La rivoluzione mite di Ratzinger
E il contropiede di una istituzione millenaria
La rivoluzione mite di Ratzinger
Man mano che la polvere si deposita, tutto diventa più chiaro e contemporaneamente ci si rende sempre più conto della assoluta novità della situazione. Il “pigro” lavoro del vaticanista improvvisamente si rende del tutto nuovo. L’esperienza dei colleghi più anziani, quelli che magari hanno visto più di una elezione, che conoscono tutti i segni nascosti della ritualità vaticana, sembra non fare più alcuna differenza: sono impotenti e quasi smarriti, quanto il più giovane dei colleghi.
La stessa Sala Stampa vaticana, guidata da Padre Federico Lombardi, ha deciso di organizzare nella prossima settimana una serie di briefing per rispondere ad alcune domande apparentemente minori che pure sono emerse tra i giornalisti: come si vestirà? Quale sarà il suo titolo? Resterà cardinale? Cosa farà quando sarà a Castel Gandolfo (dove si ritirerà il 28 febbraio)?
Domande banali per certi versi ma che tuttavia indicano il senso di smarrimento per una situazione insolita e una condizione anomala amplificata dalla mediatizzazione della fase storica in cui viviamo. Le motivazioni del gesto – al netto della dietrologia – sono quasi secondarie al confronto col cambio di paradigma che questa scelta potrà imprimere alla Chiesa di domani.
La stessa Chiesa ne esce rafforzata come sostiene Enzo Bianchi (il priore di Bose), oppure no? Questa scelta relega il Pontefice al rango di un mero funzionario come sosteneva in una trasmissione italiana Roberto D’Agostino (inventore di Dagospia)? Tutte le opinioni al momento sono valide, perché è solo dagli effetti che si potrà comprendere cosa accade a quello che è un unicum al mondo: un piccolo stato di alcune decine di chilometri quadrati che fa da sede alla più influente religione del mondo, di certo tra le più antiche, sicuramente tra le più vivaci anche culturalmente.
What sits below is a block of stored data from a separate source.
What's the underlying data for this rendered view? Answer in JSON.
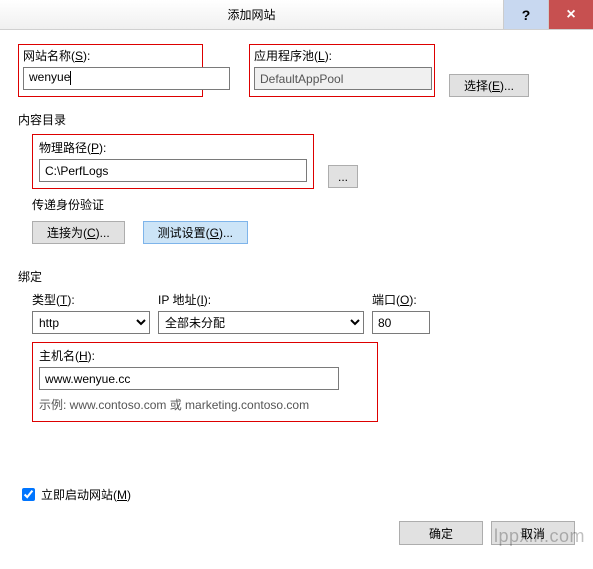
{
  "titlebar": {
    "title": "添加网站",
    "help": "?",
    "close": "×"
  },
  "site_name": {
    "label_pre": "网站名称(",
    "label_key": "S",
    "label_post": "):",
    "value": "wenyue"
  },
  "app_pool": {
    "label_pre": "应用程序池(",
    "label_key": "L",
    "label_post": "):",
    "value": "DefaultAppPool"
  },
  "select_btn": {
    "pre": "选择(",
    "key": "E",
    "post": ")..."
  },
  "content_dir": {
    "label": "内容目录"
  },
  "physical_path": {
    "label_pre": "物理路径(",
    "label_key": "P",
    "label_post": "):",
    "value": "C:\\PerfLogs"
  },
  "browse_btn": "...",
  "passthrough": {
    "label": "传递身份验证"
  },
  "connect_as": {
    "pre": "连接为(",
    "key": "C",
    "post": ")..."
  },
  "test_settings": {
    "pre": "测试设置(",
    "key": "G",
    "post": ")..."
  },
  "binding": {
    "label": "绑定"
  },
  "type": {
    "label_pre": "类型(",
    "label_key": "T",
    "label_post": "):",
    "value": "http"
  },
  "ip": {
    "label_pre": "IP 地址(",
    "label_key": "I",
    "label_post": "):",
    "value": "全部未分配"
  },
  "port": {
    "label_pre": "端口(",
    "label_key": "O",
    "label_post": "):",
    "value": "80"
  },
  "hostname": {
    "label_pre": "主机名(",
    "label_key": "H",
    "label_post": "):",
    "value": "www.wenyue.cc",
    "example": "示例: www.contoso.com 或 marketing.contoso.com"
  },
  "start_immediately": {
    "pre": "立即启动网站(",
    "key": "M",
    "post": ")"
  },
  "footer": {
    "ok": "确定",
    "cancel": "取消"
  },
  "watermark": "lppxin.com"
}
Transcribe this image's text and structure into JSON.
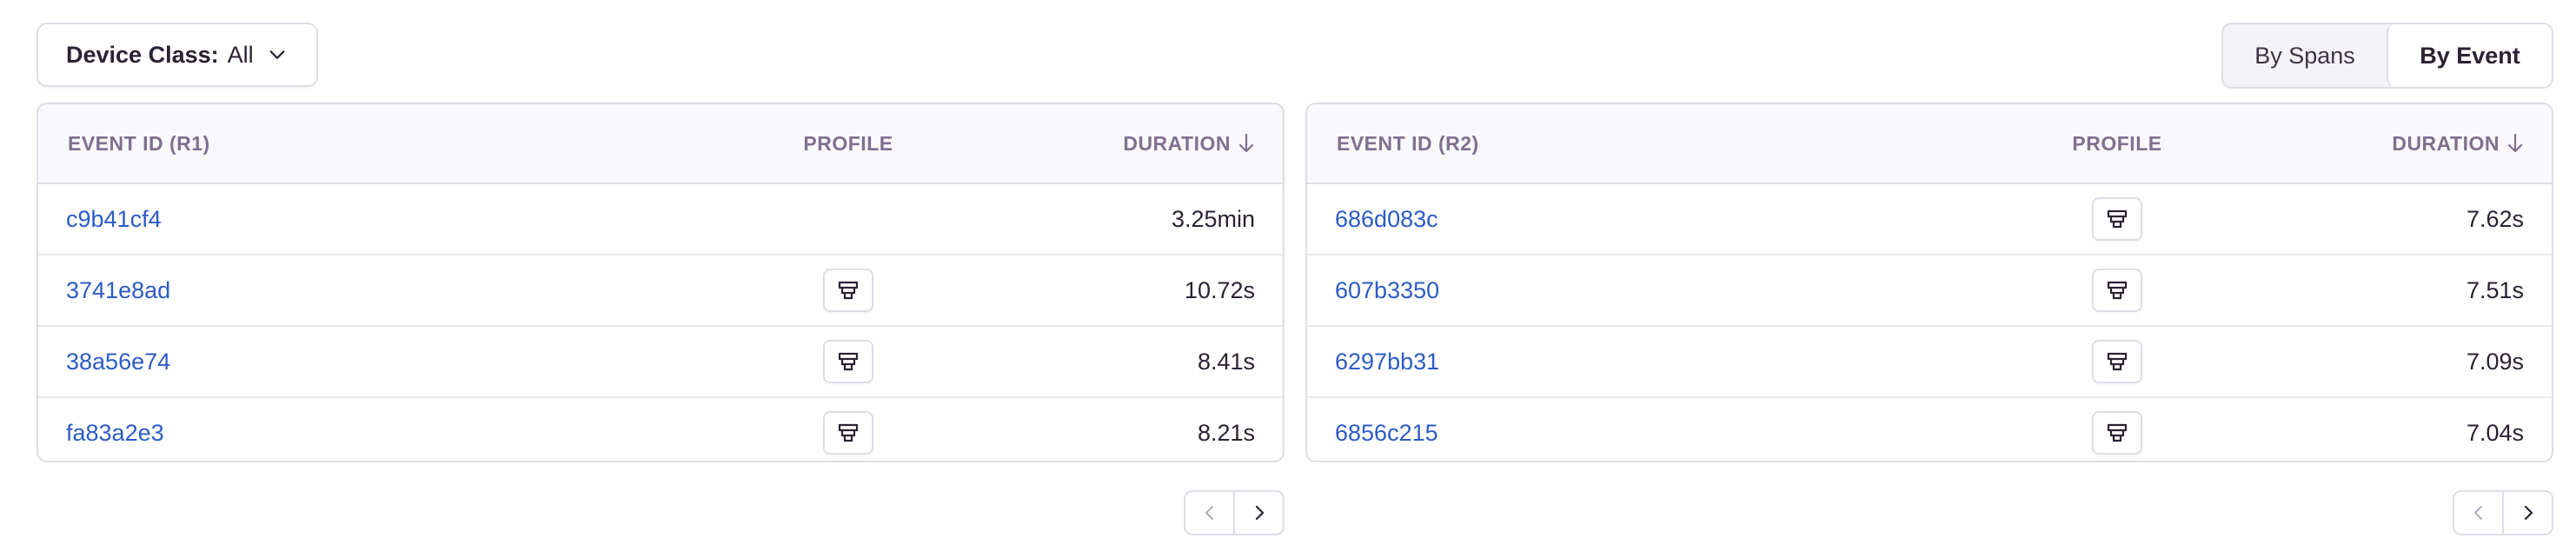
{
  "filter": {
    "label": "Device Class:",
    "value": "All"
  },
  "view_toggle": {
    "options": [
      "By Spans",
      "By Event"
    ],
    "selected": "By Event"
  },
  "tables": [
    {
      "columns": {
        "id": "EVENT ID (R1)",
        "profile": "PROFILE",
        "duration": "DURATION"
      },
      "sort": "duration-descending",
      "rows": [
        {
          "id": "c9b41cf4",
          "has_profile": false,
          "duration": "3.25min"
        },
        {
          "id": "3741e8ad",
          "has_profile": true,
          "duration": "10.72s"
        },
        {
          "id": "38a56e74",
          "has_profile": true,
          "duration": "8.41s"
        },
        {
          "id": "fa83a2e3",
          "has_profile": true,
          "duration": "8.21s"
        }
      ]
    },
    {
      "columns": {
        "id": "EVENT ID (R2)",
        "profile": "PROFILE",
        "duration": "DURATION"
      },
      "sort": "duration-descending",
      "rows": [
        {
          "id": "686d083c",
          "has_profile": true,
          "duration": "7.62s"
        },
        {
          "id": "607b3350",
          "has_profile": true,
          "duration": "7.51s"
        },
        {
          "id": "6297bb31",
          "has_profile": true,
          "duration": "7.09s"
        },
        {
          "id": "6856c215",
          "has_profile": true,
          "duration": "7.04s"
        }
      ]
    }
  ],
  "icons": {
    "profile": "profiling-icon",
    "sort": "arrow-down-icon",
    "prev": "chevron-left-icon",
    "next": "chevron-right-icon"
  },
  "colors": {
    "link": "#2c5cc5",
    "header_text": "#80708f",
    "border": "#e0dce5"
  }
}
Tra i fedeli lo sconcerto è molto, gruppi di tradizionalisti sono inferociti, paradossalmente in sintonia col giudizio di alcuni laicisti radicali che gridano all’ipocrisia. Eppure il sentimento generale – anche sulla rete – è quella della commozione positiva, della preghiera certo, ma di un abbraccio gentile al vecchio teologo a cui si riconosce per lo più coraggio, il coraggio di aver lasciato la Chiesa per non imprigionare la Chiesa in quella che lui stesso percepiva come fragilità: l’età che avanza, forse qualche malattia senile.
La forza di un gesto di apparente debolezza: la rinuncia al potere. Un gesto eminentemente cristiano. Vox Populi, Vox Dei?